57-2 Developing an Adaptive Management Approach for Large-Scale Coho Salmon and Steelhead Habitat Enhancement in Dry Creek (Russian River), CA

David J. Manning , Sonoma County Water Agency, Santa Rosa, CA
Gregg Horton , Sonoma County Water Agency, Santa Rosa, CA
David R. Marmorek , ESSA Technologies Ltd., Vancouver, BC, Canada
Darcy Pickard , ESSA Technologies Ltd., Vancouver, BC, Canada
Marc Porter , ESSA Technologies Ltd., Vancouver, BC, Canada
Katherine Wieckowski , ESSA Technologies Ltd., Vancouver, BC, Canada
Entering the Pacific Ocean 112 km north of San Francisco, CA, the Russian River provides habitat for threatened and endangered coho salmon, Chinook salmon, and steelhead. To provide water supply and flood control for 600,000 residents, the Sonoma County Water Agency and U.S. Army Corps of Engineers regulate flow from Warm Springs Dam/Lake Sonoma along 22 km of Dry Creek, a major Russian River tributary.  Bordered by nearly 200 private properties, Dry Creek flows through a highly valuable grape growing region.

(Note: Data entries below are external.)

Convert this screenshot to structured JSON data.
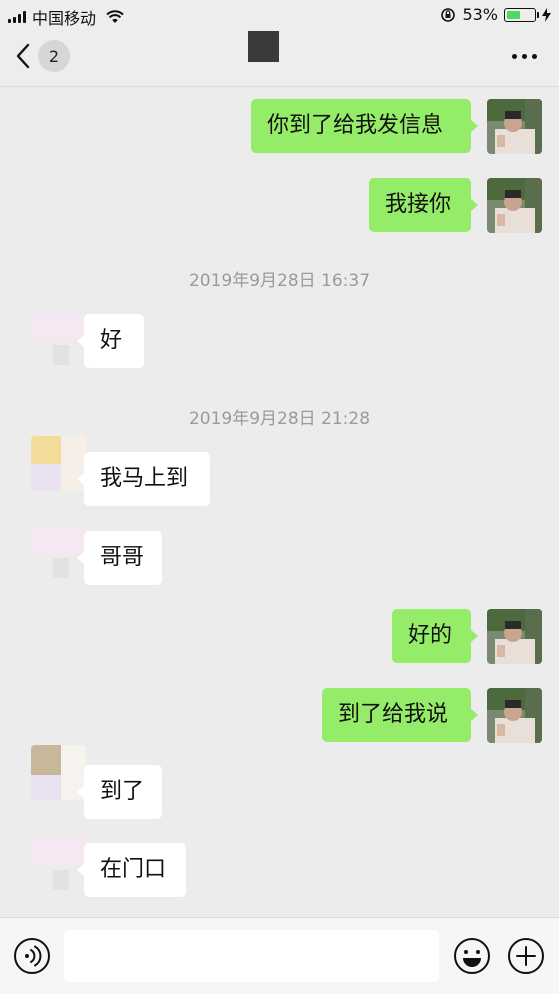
{
  "status_bar": {
    "carrier": "中国移动",
    "battery_percent": "53%",
    "battery_level": 0.53,
    "battery_color": "#4cd964"
  },
  "nav": {
    "back_count": "2",
    "back_icon": "chevron-left-icon",
    "more_icon": "more-dots-icon"
  },
  "messages": [
    {
      "side": "me",
      "text": "你到了给我发信息"
    },
    {
      "side": "me",
      "text": "我接你"
    },
    {
      "type": "timestamp",
      "text": "2019年9月28日 16:37"
    },
    {
      "side": "them",
      "text": "好"
    },
    {
      "type": "timestamp",
      "text": "2019年9月28日 21:28"
    },
    {
      "side": "them",
      "text": "我马上到"
    },
    {
      "side": "them",
      "text": "哥哥"
    },
    {
      "side": "me",
      "text": "好的"
    },
    {
      "side": "me",
      "text": "到了给我说"
    },
    {
      "side": "them",
      "text": "到了"
    },
    {
      "side": "them",
      "text": "在门口"
    }
  ],
  "input_bar": {
    "voice_icon": "voice-icon",
    "emoji_icon": "emoji-icon",
    "plus_icon": "plus-icon",
    "text_value": ""
  },
  "colors": {
    "my_bubble": "#95ec69",
    "their_bubble": "#ffffff",
    "background": "#ececec"
  }
}
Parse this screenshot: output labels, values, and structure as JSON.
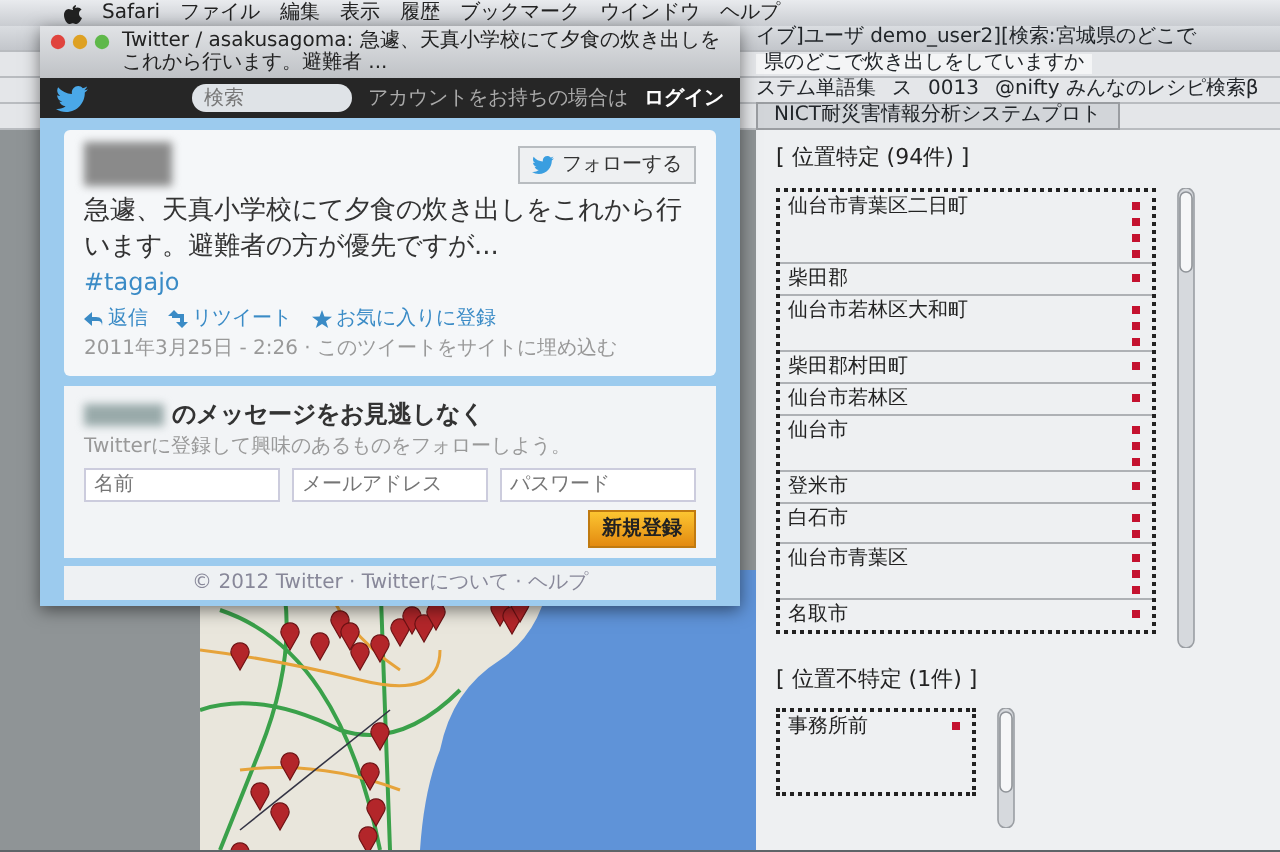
{
  "menu_bar": {
    "items": [
      "Safari",
      "ファイル",
      "編集",
      "表示",
      "履歴",
      "ブックマーク",
      "ウインドウ",
      "ヘルプ"
    ]
  },
  "back_window": {
    "title": "イブ]ユーザ demo_user2][検索:宮城県のどこで",
    "search_field": {
      "value": "県のどこで炊き出しをしていますか"
    },
    "bookmarks": [
      "ステム単語集",
      "ス",
      "0013",
      "@nifty みんなのレシピ検索β"
    ],
    "tabs": [
      {
        "label": "NICT耐災害情報分析システムプロト",
        "selected": true
      }
    ],
    "located_section": {
      "heading": "[ 位置特定 (94件) ]",
      "rows": [
        {
          "place": "仙台市青葉区二日町",
          "markers": [
            {
              "color": "#c4122f"
            },
            {
              "color": "#c4122f"
            },
            {
              "color": "#c4122f"
            },
            {
              "color": "#c4122f"
            }
          ]
        },
        {
          "place": "柴田郡",
          "markers": [
            {
              "color": "#c4122f"
            }
          ]
        },
        {
          "place": "仙台市若林区大和町",
          "markers": [
            {
              "color": "#c4122f"
            },
            {
              "color": "#c4122f"
            },
            {
              "color": "#c4122f"
            }
          ]
        },
        {
          "place": "柴田郡村田町",
          "markers": [
            {
              "color": "#c4122f"
            }
          ]
        },
        {
          "place": "仙台市若林区",
          "markers": [
            {
              "color": "#c4122f"
            }
          ]
        },
        {
          "place": "仙台市",
          "markers": [
            {
              "color": "#c4122f"
            },
            {
              "color": "#c4122f"
            },
            {
              "color": "#c4122f"
            }
          ]
        },
        {
          "place": "登米市",
          "markers": [
            {
              "color": "#c4122f"
            }
          ]
        },
        {
          "place": "白石市",
          "markers": [
            {
              "color": "#c4122f"
            },
            {
              "color": "#c4122f"
            }
          ]
        },
        {
          "place": "仙台市青葉区",
          "markers": [
            {
              "color": "#c4122f"
            },
            {
              "color": "#c4122f"
            },
            {
              "color": "#c4122f"
            }
          ]
        },
        {
          "place": "名取市",
          "markers": [
            {
              "color": "#c4122f"
            }
          ]
        }
      ]
    },
    "unlocated_section": {
      "heading": "[ 位置不特定 (1件) ]",
      "rows": [
        {
          "place": "事務所前",
          "markers": [
            {
              "color": "#c4122f"
            }
          ]
        }
      ]
    }
  },
  "front_window": {
    "title": "Twitter / asakusagoma: 急遽、天真小学校にて夕食の炊き出しをこれから行います。避難者 ...",
    "twitter_bar": {
      "search": {
        "placeholder": "検索"
      },
      "login_prompt": "アカウントをお持ちの場合は",
      "login_link": "ログイン"
    },
    "tweet": {
      "follow_button": "フォローする",
      "text": "急遽、天真小学校にて夕食の炊き出しをこれから行います。避難者の方が優先ですが...",
      "hashtag": "#tagajo",
      "actions": [
        {
          "kind": "reply",
          "label": "返信"
        },
        {
          "kind": "retweet",
          "label": "リツイート"
        },
        {
          "kind": "favorite",
          "label": "お気に入りに登録"
        }
      ],
      "timestamp": "2011年3月25日 - 2:26 · このツイートをサイトに埋め込む"
    },
    "signup": {
      "title": "のメッセージをお見逃しなく",
      "subtitle": "Twitterに登録して興味のあるものをフォローしよう。",
      "fields": [
        {
          "placeholder": "名前"
        },
        {
          "placeholder": "メールアドレス"
        },
        {
          "placeholder": "パスワード"
        }
      ],
      "button": "新規登録"
    },
    "footer": "© 2012 Twitter · Twitterについて · ヘルプ"
  }
}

To improve stream flow and habitat conditions for coho and steelhead, the National Marine Fisheries Service issued a 15 year Biological Opinion in September 2008 that mandates large scale enhancement of 11 km of Dry Creek summer and winter rearing habitat.  Guided by an adaptive management (AM) monitoring plan, enhancement work is designed in phases and construction will commence in 2012. 

This presentation focuses on advances made during the assessment and design phase of the AM cycle; we also provide insights on approaches that we found most helpful in a system with considerable technical and institutional challenges. Major challenges included different opinions on what constitutes project success, the preferred form of fish habitat, and appropriate scales and types of effectiveness monitoring (feature scale vs. site / reach scale).  Complexities in validation monitoring due to very low densities of coho, difficult sampling conditions, and variable levels of landowner participation are additional factors that necessitated a well-planned AM approach.

Progress in achieving interagency consensus on the AM plan was catalyzed by: independent technical facilitation; joint field trips to develop a common, realistic understanding of geomorphic opportunities, constraints, and logistical sampling difficulties; agreement on various organizing frameworks (conceptual model, objectives hierarchy, decision rules); adapting the restoration designs, success criteria, and effectiveness monitoring protocols to the geomorphic attributes of each reach; and novel approaches to validation monitoring using tagged fish.